WHO’s new infertility guidelines enshrine a “right to a child” for everyone—single, gay, trans—turning babies into products while ignoring the child’s welfare.
Newsroom (08/12/2025 Gaudium Press )The World Health Organization has quietly detonated one of the most radical anthropological bombs in its history. For the first time, its new guidelines on infertility proclaim that every individual—regardless of marital status or sexual orientation—possesses an enforceable “right” to become a parent. The desire for a child is no longer a hope; it is a claim society must satisfy through technology and law.
This is not medicine. This is ideology wearing a white coat.
The document’s core assertion is chilling in its clarity: “single people and couples have the right to decide the number, timing, and spacing of their births.” Translation: the child is no longer a gift received in love and responsibility. The child is now an obligation the rest of humanity owes to any adult who demands one.
From a perspective rooted in two millennia of Christian anthropology—and, frankly, in simple human decency—a child is not something we demand. A child is someone we welcome. Parenthood is a vocation, not a consumer option.

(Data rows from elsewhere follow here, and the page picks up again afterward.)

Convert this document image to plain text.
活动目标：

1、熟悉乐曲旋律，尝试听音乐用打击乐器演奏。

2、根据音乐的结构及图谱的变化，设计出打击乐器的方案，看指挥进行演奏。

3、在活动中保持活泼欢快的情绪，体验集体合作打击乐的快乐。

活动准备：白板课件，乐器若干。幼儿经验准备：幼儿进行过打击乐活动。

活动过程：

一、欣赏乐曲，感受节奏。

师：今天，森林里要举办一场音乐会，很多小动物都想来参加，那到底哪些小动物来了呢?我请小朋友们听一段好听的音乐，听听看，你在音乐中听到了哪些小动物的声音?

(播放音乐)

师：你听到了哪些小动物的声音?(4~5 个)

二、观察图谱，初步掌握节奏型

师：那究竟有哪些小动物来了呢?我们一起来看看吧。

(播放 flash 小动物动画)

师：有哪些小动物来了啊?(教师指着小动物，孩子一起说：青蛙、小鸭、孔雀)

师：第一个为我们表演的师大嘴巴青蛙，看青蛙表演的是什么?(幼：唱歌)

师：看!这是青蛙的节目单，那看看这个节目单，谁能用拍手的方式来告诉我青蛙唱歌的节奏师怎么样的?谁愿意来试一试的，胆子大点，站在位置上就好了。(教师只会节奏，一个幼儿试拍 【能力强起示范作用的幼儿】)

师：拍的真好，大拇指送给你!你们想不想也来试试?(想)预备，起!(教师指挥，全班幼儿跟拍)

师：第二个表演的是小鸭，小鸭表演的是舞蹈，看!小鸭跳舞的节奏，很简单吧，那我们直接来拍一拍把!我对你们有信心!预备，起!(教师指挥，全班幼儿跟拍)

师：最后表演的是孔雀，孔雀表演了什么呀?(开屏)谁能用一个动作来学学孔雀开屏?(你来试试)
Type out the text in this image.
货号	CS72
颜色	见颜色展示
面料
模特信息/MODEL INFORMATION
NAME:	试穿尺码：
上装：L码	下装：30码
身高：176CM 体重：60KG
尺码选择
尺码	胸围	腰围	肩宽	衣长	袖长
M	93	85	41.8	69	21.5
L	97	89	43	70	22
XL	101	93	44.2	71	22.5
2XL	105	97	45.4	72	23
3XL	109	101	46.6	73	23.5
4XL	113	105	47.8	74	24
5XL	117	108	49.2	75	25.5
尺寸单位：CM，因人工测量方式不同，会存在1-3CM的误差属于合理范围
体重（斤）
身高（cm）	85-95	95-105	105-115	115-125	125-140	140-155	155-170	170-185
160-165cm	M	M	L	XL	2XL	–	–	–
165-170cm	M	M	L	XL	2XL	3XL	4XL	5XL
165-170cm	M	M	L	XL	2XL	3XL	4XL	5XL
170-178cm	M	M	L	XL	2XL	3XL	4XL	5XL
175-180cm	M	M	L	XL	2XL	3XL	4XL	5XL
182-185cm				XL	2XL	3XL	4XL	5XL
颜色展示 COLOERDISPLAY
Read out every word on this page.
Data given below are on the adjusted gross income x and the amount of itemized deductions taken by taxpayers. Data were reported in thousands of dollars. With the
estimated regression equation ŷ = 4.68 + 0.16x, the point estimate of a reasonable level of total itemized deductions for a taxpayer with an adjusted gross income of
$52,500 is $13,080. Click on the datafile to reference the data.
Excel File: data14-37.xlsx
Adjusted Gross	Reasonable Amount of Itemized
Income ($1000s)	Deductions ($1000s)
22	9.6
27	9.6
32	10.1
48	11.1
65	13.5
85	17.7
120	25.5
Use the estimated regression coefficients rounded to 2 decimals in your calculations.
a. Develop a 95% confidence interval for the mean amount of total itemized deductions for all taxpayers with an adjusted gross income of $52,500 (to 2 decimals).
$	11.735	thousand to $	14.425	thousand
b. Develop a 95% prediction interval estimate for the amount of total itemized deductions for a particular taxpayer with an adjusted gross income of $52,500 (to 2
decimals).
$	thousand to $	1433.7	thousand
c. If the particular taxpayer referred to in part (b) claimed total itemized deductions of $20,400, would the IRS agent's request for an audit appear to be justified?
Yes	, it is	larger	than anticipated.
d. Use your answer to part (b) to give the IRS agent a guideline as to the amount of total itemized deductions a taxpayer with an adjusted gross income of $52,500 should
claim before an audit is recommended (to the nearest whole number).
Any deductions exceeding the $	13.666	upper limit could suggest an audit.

The WHO has inverted this order with surgical precision, placing laboratory technique above human nature and adult preference above the dignity of the child.
Read the hundreds of pages and you will search in vain for the word that should be at the center of any discussion about reproduction: the child. The child is the great absentee. The text obsesses over adult “fertility preferences,” adult suffering, adult aspirations—but never once pauses to ask what is owed to the human being who will be manufactured, selected, frozen, transferred, or discarded if imperfect.
When the child becomes the object of a right, the child ceases to be a subject.
The justification for this revolution is “equity” . In its name, the WHO demands that states guarantee universal access to artificial reproduction—not just for infertile heterosexual couples, but for single individuals, same-sex couples, and transgender persons. A footnote piously instructs medical personnel to serve “a wide variety of people” without discrimination. The only solution offered is technological: more petri dishes, more surrogates, more embryos created and culled.
Infertility, once understood as a medical condition to be treated with compassion, is quietly reclassified as a mere lifestyle variant that society must “compensate” with industrial-scale baby production.
The historic rupture is now complete. Natural filiation—mother, father, child—is dethroned. Parentage is no longer something given; it is something engineered. Whether the resulting child grows up without a mother or without a father is a question the document refuses even to pose. The goal is simple and brutal: deliver a child to anyone who wants one, no questions asked, nature be damned.
This is not an outlier. The WHO is merely catching up with—and now globally legitimizing—a trend already entrenched in parts of the West, where law has bowed to culture and culture has bowed to the sovereign individual. What began as exceptional assistance for infertile married couples has metastasized into an open market in human life.
The child, once the weakest and most protected member of the human family, is reduced to a customizable product. The mystery of life yields to the cold logic of the laboratory.
The World Health Organization has declared that the desire of adults trumps the rights of children. History will not judge this document as progress. It will record it as the moment a supposedly scientific body abandoned science, abandoned nature, and abandoned the child.